Common Events* That Can Cause Less Than 25% of Delivered Gas to Return to the Ventilator and Generate “Disconnect” Alarms
| 1.Disconnection of the ventilator circuit |
| a.Circuit becomes detached from the patient's artificial airway |
| b.Pieces of the circuit become disconnected from each other |
| 2.During a medical procedure, the ventilator is disconnected intentionally.

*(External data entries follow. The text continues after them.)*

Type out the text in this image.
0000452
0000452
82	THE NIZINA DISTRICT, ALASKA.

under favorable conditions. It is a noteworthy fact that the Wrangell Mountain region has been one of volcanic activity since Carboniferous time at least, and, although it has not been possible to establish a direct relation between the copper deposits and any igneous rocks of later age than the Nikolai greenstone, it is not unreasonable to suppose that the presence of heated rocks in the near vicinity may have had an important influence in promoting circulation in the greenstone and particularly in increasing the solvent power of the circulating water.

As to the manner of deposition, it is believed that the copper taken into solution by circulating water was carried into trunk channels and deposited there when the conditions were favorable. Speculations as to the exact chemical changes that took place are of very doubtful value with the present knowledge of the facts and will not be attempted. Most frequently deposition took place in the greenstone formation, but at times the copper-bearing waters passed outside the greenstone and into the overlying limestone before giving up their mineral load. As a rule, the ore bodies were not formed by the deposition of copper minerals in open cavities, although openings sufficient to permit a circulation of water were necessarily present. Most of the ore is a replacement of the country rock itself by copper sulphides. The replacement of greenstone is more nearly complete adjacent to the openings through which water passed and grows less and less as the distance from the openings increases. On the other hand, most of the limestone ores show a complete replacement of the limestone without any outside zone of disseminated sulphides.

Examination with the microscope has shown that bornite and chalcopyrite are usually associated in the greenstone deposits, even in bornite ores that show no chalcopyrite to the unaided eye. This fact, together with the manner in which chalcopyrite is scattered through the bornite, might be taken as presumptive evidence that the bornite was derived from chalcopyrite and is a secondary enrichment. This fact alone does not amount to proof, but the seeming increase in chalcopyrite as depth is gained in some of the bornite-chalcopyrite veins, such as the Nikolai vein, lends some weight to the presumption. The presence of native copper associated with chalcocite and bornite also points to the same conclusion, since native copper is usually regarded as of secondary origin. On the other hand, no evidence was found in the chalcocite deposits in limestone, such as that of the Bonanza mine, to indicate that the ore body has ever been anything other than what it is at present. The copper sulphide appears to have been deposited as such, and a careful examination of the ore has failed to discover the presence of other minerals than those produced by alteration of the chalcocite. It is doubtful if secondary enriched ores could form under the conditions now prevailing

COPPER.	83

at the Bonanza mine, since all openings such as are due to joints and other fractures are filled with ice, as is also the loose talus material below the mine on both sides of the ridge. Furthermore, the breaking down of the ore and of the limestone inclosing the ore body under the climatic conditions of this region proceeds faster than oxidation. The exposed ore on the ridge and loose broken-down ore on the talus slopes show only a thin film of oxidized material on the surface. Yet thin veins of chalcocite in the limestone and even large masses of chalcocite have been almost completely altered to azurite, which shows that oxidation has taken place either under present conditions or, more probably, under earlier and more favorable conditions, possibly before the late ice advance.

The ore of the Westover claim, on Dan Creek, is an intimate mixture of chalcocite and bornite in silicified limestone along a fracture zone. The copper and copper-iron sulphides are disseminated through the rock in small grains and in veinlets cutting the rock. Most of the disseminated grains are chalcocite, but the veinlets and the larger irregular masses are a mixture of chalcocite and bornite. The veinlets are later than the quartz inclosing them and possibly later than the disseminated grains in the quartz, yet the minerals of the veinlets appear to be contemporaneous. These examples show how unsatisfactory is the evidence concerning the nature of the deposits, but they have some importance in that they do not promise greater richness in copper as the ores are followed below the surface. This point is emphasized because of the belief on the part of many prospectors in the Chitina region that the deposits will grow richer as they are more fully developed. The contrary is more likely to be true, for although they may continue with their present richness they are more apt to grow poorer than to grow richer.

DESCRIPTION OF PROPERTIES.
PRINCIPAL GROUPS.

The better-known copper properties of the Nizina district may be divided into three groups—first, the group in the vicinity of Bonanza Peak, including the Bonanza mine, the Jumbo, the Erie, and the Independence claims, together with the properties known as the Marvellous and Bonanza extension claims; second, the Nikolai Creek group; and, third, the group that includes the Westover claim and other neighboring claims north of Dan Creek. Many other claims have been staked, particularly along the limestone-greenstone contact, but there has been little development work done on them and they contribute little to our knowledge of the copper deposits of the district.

However, the staff forget to ventilate the patient or forget to turn off the ventilator as alternative ventilation is being provided |
| 3.Obstruction of the tubing connecting the patient to the ventilator |
| a.Condensed water filling the tubing |
| b.Kink or blockage in the tubing |
| c.Leak in the tubing |
| 4.The patient's artificial airway comes out accidentally (extubation) |
| 5.Leak around the artificial airway (cuff leak) |
| 6.Obstruction of the patient's artificial airway |
| 7.Leakage through the outside surface of the lung (bronchopleural fistula) |
| 8.The patient takes multiple breaths from the ventilator in a row without exhaling between breaths; This generally occurs when the ventilator is delivering only small-sized breaths to the patient, but the patient is trying to get much larger breaths (breath-stacking or patient-ventilator dyssynchrony) |
All these events are classified by the ventilator manufacturer as “ventilator disconnections.”